Marcel PROUST, lettre à Madame Alphonse Daudet


La rencontre de Marcel Proust avec Francis Jammes Poète
PROUST (Marcel), 1871-1922. Le plus grand romancier du vingtième siècle en France, et même dans une large mesure, hors de France.
Une jolie lettre autographe signée : « Marcel Proust » adressée à Madame Alphonse Daudet.
3 pages sur un bi-feuillet in-octavo, sans lieu [Paris1], sans date [2 avril 19132].
Format : H. 182 mm. ; L. 136 mm.
Cette lettre est présentée et datée par le professeur Philip KOLB, Correspondance de Marcel Proust, Paris, Plon, 1984, tome 12, pp. 124-125. La lettre se situe bien le mercredi 02 avril 1913 (selon le calendrier annuel de l'année 1913).
En avril 1913, Marcel Proust est convié par Madame Alphonse Daudet à rencontrer le poète Francis Jammes. Il ne sait encore s’il pourra venir, mais ce serait pour lui la réalisation d’un double rêve : « Me retrouver chez vous et voir Francis Jammes. ».
L’état maladif permanent de Marcel Proust, ce « mirobondage » chronique et sans grand répit, laisse à penser, à première vue, que cette rencontre ne se fit point du tout en avril 1913, mais à partir de 1916.
Quelques repères.
En septembre 1916, Proust dit n’avoir été en contact avec Jammes qu’une seule fois, et cinq minutes (cf.
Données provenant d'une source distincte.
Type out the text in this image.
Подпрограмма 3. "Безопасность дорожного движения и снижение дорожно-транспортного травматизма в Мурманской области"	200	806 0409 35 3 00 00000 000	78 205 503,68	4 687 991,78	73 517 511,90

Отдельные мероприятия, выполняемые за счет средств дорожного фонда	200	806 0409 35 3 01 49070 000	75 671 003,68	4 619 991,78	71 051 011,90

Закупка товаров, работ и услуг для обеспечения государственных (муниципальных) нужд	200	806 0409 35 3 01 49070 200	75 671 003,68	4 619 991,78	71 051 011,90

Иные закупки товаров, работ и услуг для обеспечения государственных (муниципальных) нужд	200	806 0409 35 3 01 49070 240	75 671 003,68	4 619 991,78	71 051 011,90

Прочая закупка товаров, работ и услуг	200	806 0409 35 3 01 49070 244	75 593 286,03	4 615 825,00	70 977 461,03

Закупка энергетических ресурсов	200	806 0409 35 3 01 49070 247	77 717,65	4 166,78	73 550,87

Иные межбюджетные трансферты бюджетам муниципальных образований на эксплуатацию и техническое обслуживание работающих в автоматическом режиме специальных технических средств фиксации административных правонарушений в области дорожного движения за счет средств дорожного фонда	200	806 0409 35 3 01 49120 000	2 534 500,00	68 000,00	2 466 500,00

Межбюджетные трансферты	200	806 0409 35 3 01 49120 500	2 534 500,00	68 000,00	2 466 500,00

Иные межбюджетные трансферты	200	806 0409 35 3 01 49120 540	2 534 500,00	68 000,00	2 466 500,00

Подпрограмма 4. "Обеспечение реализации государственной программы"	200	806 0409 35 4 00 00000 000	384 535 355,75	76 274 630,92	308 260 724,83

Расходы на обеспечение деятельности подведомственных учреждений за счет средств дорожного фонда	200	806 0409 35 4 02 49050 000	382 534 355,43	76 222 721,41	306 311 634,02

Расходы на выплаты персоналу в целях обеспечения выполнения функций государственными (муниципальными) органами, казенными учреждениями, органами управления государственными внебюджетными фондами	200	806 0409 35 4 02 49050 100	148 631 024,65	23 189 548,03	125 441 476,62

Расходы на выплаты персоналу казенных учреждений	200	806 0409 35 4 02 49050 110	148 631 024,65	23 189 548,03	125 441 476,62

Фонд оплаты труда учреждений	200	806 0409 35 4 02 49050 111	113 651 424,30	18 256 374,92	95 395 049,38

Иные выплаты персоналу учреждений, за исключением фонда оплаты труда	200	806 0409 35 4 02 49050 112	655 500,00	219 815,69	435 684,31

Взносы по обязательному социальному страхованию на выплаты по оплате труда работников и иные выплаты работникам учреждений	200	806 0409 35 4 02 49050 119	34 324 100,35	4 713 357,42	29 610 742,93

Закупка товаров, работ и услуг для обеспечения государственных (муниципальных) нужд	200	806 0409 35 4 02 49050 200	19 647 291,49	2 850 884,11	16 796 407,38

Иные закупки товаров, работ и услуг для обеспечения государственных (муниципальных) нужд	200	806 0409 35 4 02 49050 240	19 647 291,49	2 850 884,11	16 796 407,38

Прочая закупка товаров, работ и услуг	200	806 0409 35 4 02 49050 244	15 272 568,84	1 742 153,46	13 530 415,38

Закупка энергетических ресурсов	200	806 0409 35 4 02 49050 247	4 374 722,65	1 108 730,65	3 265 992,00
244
Pierre-Louis Rey, Dictionnaire Marcel Proust, Paris, Honoré Champion, 2004, p. 527). Le 27 décembre de la même année, il rencontre de nouveau Jammes (cf. le professeur émérite à la Sorbonne et critique littéraire éminent Jean-Yves Tadié, Marcel PROUST : biographie, Paris, Éditions Gallimard, 1996, p. 764). Le 5 février 1918, ayant été invité à une réception donnée par Madame Alphonse Daudet en l’honneur de Francis Jammes, il le rencontre plus longuement après le rituel du souper (cf. « Journal de l’abbé Mugnier (1879-1939) », Paris, Mercure de France, 1985, année 1918, p. 327).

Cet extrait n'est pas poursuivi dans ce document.